Presurgical mild anemia is a risk factor for severe postoperative complications of rectal cancer surgery: A Japanese nationwide retrospective cohort study

Ann Gastroenterol Surg. 2024 Jan 10;8(3):471-480. doi: 10.1002/ags3.12770. eCollection 2024 May.

Abstract

Background: Anemia has negative effects on long-term outcomes of rectal cancer patients; however, its status as a risk factor for severe complications is disputed. Perioperative risks may differ based on the severity of pre-surgical anemia; nonetheless, no previous study has investigated these differences. This study identified risks of severe postoperative complications in rectal cancer patients based on severity of their pre-surgical anemia.

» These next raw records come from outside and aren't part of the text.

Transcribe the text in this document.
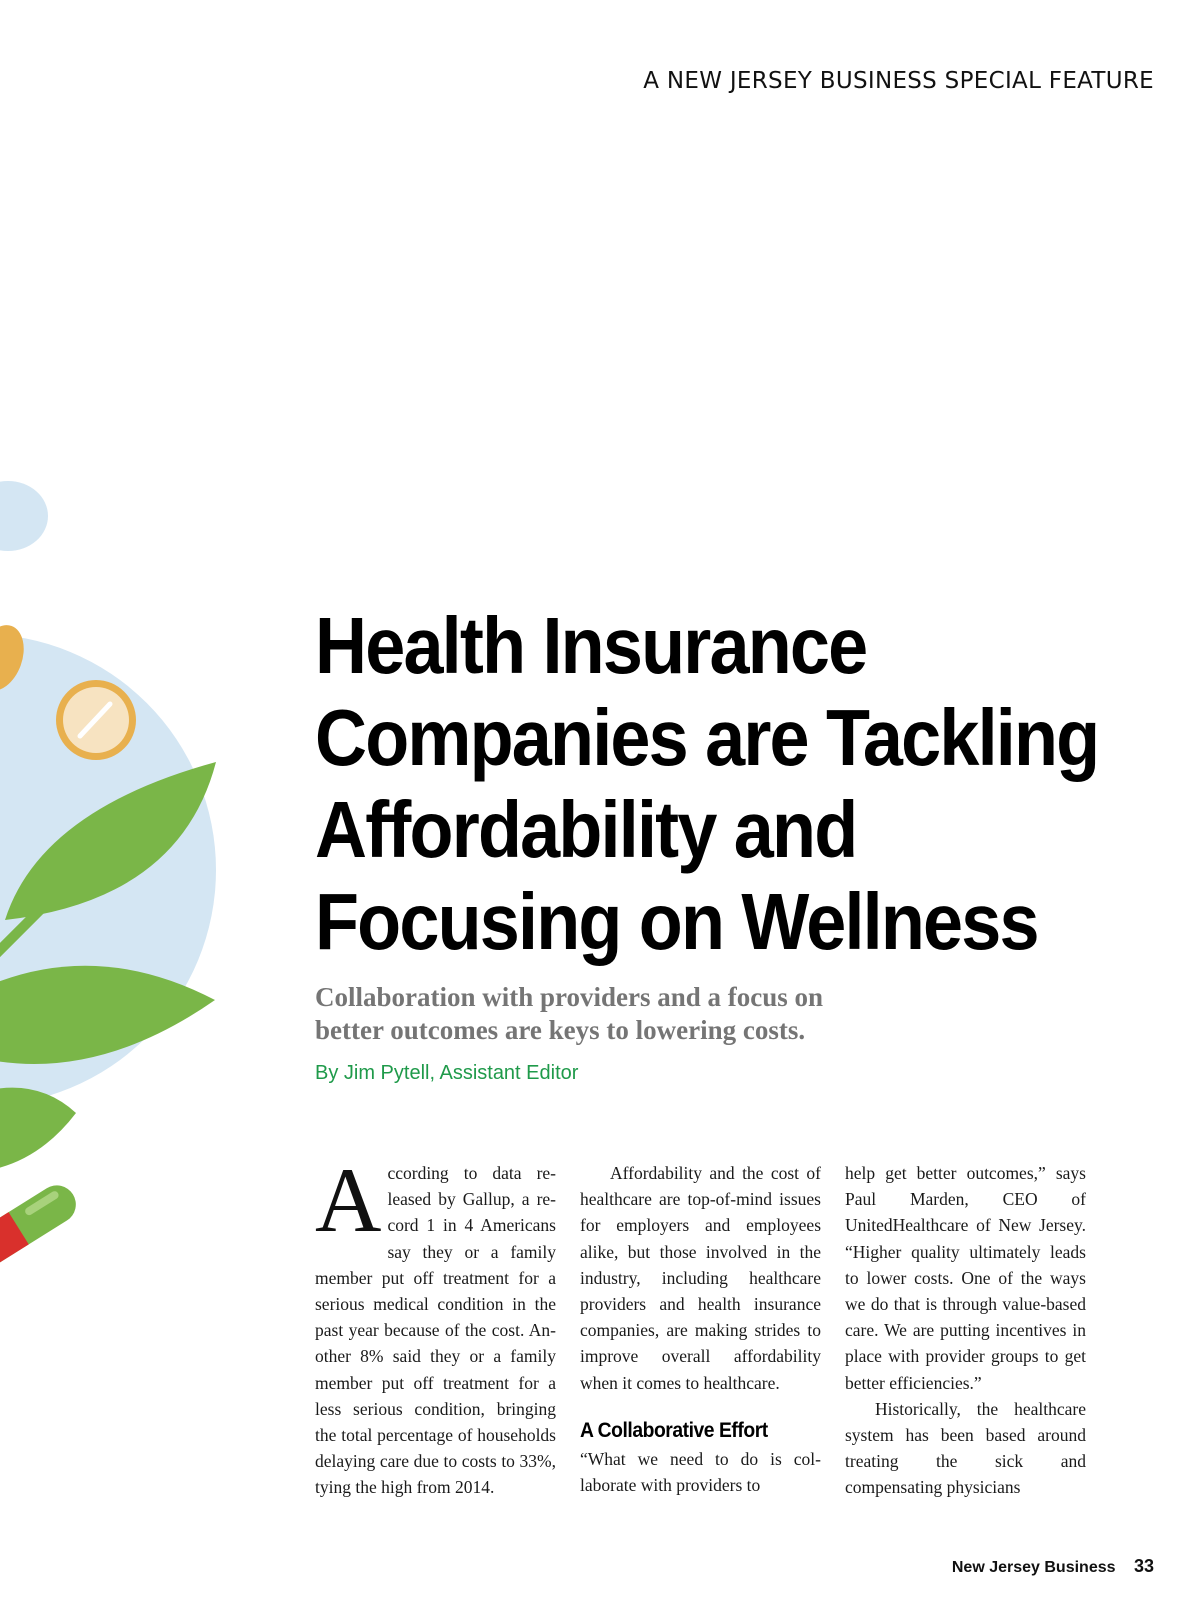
A NEW JERSEY BUSINESS SPECIAL FEATURE
Health Insurance
Companies are Tackling
Affordability and
Focusing on Wellness
Collaboration with providers and a focus on
better outcomes are keys to lowering costs.
By Jim Pytell, Assistant Editor

According to data released by Gallup, a record 1 in 4 Americans say they or a family member put off treatment for a serious medical condition in the past year because of the cost. Another 8% said they or a family member put off treatment for a less serious condition, bringing the total percentage of households delaying care due to costs to 33%, tying the high from 2014.

Affordability and the cost of healthcare are top-of-mind issues for employers and employees alike, but those involved in the industry, including healthcare providers and health insurance companies, are making strides to improve overall affordability when it comes to healthcare.

A Collaborative Effort

“What we need to do is collaborate with providers to

help get better outcomes,” says Paul Marden, CEO of UnitedHealthcare of New Jersey. “Higher quality ultimately leads to lower costs. One of the ways we do that is through value-based care. We are putting incentives in place with provider groups to get better efficiencies.”

Historically, the healthcare system has been based around treating the sick and compensating physicians

New Jersey Business 33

Materials and methods: This study enrolled patients who underwent low anterior resection for rectal cancer and were registered in the Japanese National Clinical Database (NCD) between 2017 and 2019. Anemia severity was categorized into three levels: mild, moderate, and severe. A logistic regression model was applied to calculate the risk-adjusted odds ratio (OR) of severe complications after surgery.

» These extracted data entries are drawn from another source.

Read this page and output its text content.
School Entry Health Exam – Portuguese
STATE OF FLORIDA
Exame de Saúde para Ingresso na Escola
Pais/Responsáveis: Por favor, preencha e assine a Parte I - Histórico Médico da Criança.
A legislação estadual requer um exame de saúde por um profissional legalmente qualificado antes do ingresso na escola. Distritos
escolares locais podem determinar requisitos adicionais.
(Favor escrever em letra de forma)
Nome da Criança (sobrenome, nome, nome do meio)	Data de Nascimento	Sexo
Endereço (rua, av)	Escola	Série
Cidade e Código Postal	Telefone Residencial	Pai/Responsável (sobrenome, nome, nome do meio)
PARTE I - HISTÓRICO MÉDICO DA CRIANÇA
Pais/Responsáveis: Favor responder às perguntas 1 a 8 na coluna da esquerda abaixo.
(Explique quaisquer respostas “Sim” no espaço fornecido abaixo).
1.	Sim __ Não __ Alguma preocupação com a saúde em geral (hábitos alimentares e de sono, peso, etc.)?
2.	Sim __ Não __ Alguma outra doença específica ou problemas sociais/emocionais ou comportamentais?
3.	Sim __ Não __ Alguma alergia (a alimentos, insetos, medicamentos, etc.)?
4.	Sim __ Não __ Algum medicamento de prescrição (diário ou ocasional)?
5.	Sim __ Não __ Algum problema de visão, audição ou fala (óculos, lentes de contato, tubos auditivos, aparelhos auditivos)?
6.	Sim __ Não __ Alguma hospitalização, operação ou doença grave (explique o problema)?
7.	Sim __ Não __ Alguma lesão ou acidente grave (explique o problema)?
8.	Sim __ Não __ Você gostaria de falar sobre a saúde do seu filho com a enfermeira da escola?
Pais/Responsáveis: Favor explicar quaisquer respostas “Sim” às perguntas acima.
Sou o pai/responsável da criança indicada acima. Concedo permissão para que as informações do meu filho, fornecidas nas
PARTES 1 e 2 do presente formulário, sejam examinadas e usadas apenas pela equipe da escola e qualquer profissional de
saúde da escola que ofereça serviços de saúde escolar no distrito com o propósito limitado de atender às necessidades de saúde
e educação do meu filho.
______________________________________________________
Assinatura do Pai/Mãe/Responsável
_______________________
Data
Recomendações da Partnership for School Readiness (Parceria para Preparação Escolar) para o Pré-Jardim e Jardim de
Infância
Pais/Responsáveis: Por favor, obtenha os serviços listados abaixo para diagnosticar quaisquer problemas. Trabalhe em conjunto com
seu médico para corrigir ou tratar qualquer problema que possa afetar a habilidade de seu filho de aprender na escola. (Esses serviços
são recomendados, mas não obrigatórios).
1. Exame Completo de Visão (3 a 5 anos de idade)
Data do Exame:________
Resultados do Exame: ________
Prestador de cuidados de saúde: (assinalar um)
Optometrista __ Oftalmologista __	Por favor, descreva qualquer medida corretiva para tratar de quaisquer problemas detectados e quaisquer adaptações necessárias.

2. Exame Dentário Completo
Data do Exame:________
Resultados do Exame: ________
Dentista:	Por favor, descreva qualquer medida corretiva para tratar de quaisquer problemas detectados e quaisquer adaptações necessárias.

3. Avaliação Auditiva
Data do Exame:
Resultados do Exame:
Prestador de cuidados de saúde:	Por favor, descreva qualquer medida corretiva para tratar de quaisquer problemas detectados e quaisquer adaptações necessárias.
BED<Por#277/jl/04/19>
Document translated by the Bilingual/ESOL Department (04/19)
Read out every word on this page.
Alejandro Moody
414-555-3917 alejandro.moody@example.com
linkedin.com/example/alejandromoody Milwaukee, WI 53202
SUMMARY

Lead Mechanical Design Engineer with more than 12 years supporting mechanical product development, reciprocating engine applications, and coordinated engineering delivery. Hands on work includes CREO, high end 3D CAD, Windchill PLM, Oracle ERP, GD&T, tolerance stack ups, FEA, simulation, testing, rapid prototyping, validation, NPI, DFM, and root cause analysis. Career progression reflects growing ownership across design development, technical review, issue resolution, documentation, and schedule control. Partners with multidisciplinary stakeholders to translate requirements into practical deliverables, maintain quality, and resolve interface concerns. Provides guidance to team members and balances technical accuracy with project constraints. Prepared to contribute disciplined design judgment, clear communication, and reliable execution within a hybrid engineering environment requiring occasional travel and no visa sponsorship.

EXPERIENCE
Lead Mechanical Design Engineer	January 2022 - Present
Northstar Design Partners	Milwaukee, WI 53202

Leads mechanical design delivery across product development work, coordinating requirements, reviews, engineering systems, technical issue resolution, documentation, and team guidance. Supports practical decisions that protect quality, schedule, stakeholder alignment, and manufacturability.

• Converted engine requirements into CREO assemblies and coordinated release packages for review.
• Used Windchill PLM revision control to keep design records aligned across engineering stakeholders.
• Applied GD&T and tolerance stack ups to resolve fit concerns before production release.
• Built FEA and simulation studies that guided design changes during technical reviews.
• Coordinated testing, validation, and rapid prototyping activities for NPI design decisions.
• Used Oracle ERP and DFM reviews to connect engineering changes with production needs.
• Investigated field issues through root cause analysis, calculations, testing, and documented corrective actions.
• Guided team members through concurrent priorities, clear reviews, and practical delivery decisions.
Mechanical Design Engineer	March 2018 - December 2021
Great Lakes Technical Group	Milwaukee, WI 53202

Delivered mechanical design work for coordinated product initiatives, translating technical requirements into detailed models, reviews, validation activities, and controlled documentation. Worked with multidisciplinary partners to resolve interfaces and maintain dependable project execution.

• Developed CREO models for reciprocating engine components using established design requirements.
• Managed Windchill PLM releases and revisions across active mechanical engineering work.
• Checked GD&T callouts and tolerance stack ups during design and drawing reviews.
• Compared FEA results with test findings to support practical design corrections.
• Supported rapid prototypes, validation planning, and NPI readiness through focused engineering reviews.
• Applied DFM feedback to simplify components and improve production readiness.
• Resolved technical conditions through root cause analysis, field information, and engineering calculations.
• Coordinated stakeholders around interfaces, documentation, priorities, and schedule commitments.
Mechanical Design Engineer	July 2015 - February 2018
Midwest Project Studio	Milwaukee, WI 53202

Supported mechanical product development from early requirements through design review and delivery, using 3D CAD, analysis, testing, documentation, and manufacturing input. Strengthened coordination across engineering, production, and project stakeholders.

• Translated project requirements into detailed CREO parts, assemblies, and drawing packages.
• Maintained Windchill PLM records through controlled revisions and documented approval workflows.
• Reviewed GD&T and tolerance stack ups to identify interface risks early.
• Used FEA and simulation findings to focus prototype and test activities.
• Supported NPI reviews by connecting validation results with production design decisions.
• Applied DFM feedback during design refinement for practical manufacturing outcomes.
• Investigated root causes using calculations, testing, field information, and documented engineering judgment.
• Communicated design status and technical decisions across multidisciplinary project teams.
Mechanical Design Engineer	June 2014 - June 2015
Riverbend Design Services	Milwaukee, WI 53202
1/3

Results: This study analyzed a cohort of 51 765 rectal cancer patients who underwent low anterior resection. Results showed that severe complications occurred in 10.9% of patients and were significantly more frequent in patients with anemia (13.6%) than those with normal hemoglobin levels (9.2%). Risk-adjusted ORs of severe complications in the severe, moderate, and mild anemia groups versus the normal group for males were 1.19 (95% confidence interval [CI]: 0.89-1.58), 1.47 (1.34-1.62), and 1.21 (1.12-1.31), respectively. Those for females were 1.39 (0.90-2.15), 1.64 (1.37-1.97), and 1.36 (1.16-1.58), respectively.

Conclusions: According to this large cohort study, pre-surgical anemia significantly increases the risk of severe postoperative complications in rectal cancer patients. Even mild anemia presents a significant risk.

Keywords: anastomotic leakage; anemia; comorbidity; rectal cancer; surgical site infection.